My second question is about the ec2 machines has anyone solved the hostname
problem in a automated way?
Example if I launch a ec2 server to run a task tracker the hostname reported
back to my local cluster with its internal address
the local reduce task can not access the map files on the ec2 machine
because with the default hostname.
I get a error:
WARN org.apache.hadoop.mapred.ReduceTask: java.net.UnknownHostException:
domU-12-31-39-00-A4-05.compute-1.internal
<question>
Is there a automated way to start a tasktracker on a ec2 machine with it
useing the public hostname so the local task can get the maps from the ec2
machines?
example something like
bin/hadoop-daemon.sh start tasktracker
host=ec2-xx-xx-xx-xx.z-2.compute-1.amazonaws.com
That I can run to start just the tasktracker with the correct hostname
</question>
What I am trying to do is build a custom ami image that I can just launch
when need to add extra cpu power to my cluster and to automatically start
the tasktracker vi a shell script that can be ran at startup.
Billy
"Billy Pearson" <[EMAIL PROTECTED]>
wrote in message news:[EMAIL PROTECTED]
I have a question someone may have answered here before but I can not find
the answer.
Assuming I have a cluster of servers hosting a large amount of data
I want to run a large job that the maps take a lot of cpu power to run and
the reduces only take a small amount cpu to run.

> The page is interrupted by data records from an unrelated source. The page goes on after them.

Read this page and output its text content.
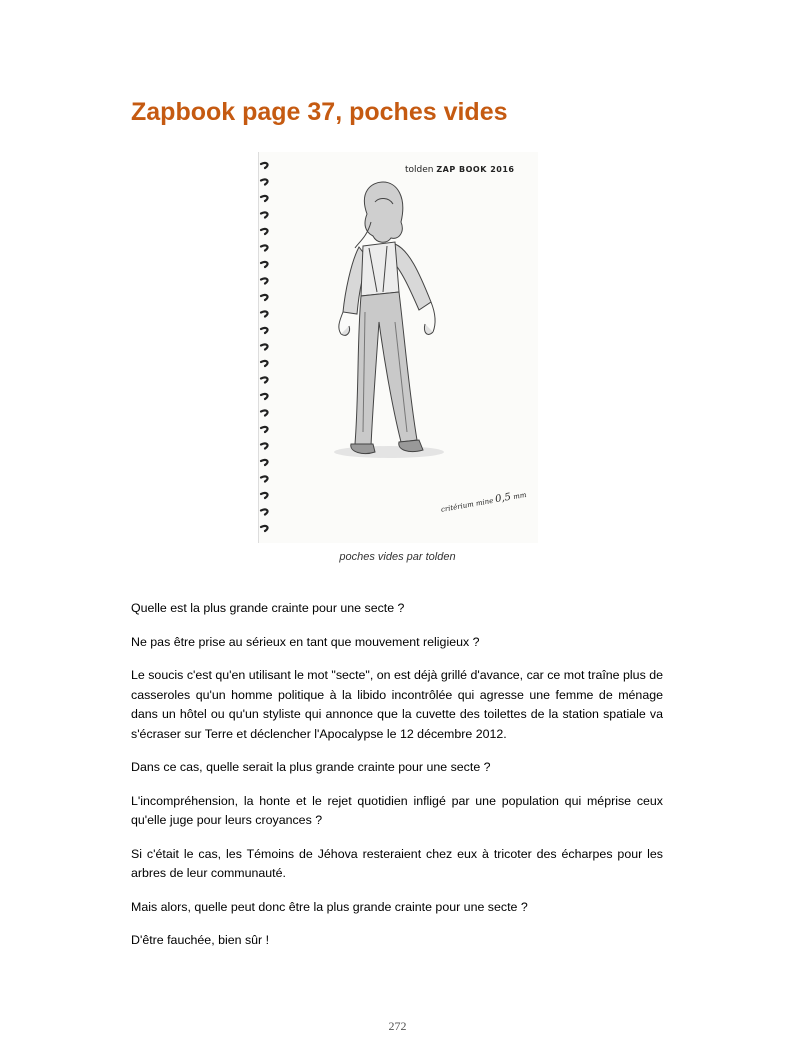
Zapbook page 37, poches vides
tolden ZAP BOOK 2016
critérium mine 0,5 mm
poches vides par tolden

Quelle est la plus grande crainte pour une secte ?

Ne pas être prise au sérieux en tant que mouvement religieux ?

Le soucis c'est qu'en utilisant le mot "secte", on est déjà grillé d'avance, car ce mot traîne plus de casseroles qu'un homme politique à la libido incontrôlée qui agresse une femme de ménage dans un hôtel ou qu'un styliste qui annonce que la cuvette des toilettes de la station spatiale va s'écraser sur Terre et déclencher l'Apocalypse le 12 décembre 2012.

Dans ce cas, quelle serait la plus grande crainte pour une secte ?

L'incompréhension, la honte et le rejet quotidien infligé par une population qui méprise ceux qu'elle juge pour leurs croyances ?

Si c'était le cas, les Témoins de Jéhova resteraient chez eux à tricoter des écharpes pour les arbres de leur communauté.

Mais alors, quelle peut donc être la plus grande crainte pour une secte ?

D'être fauchée, bien sûr !

272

I want to run the maps on a group of EC2 servers and run the reduces on
the local cluster of 10 machines.
The problem I am seeing is the map outputs, if I run the maps on EC2 they
are stored local on the instance
What I am looking to do is have the map output files stored in hdfs so I
can kill the EC2 instances sense I do not need them for the reduces.
The only way I can thank to do this is run two jobs one maper and store
the output on hdfs and then run a second job to run the reduces
from the map outputs store on the hfds.
Is there away to make the mappers store the final output in hdfs?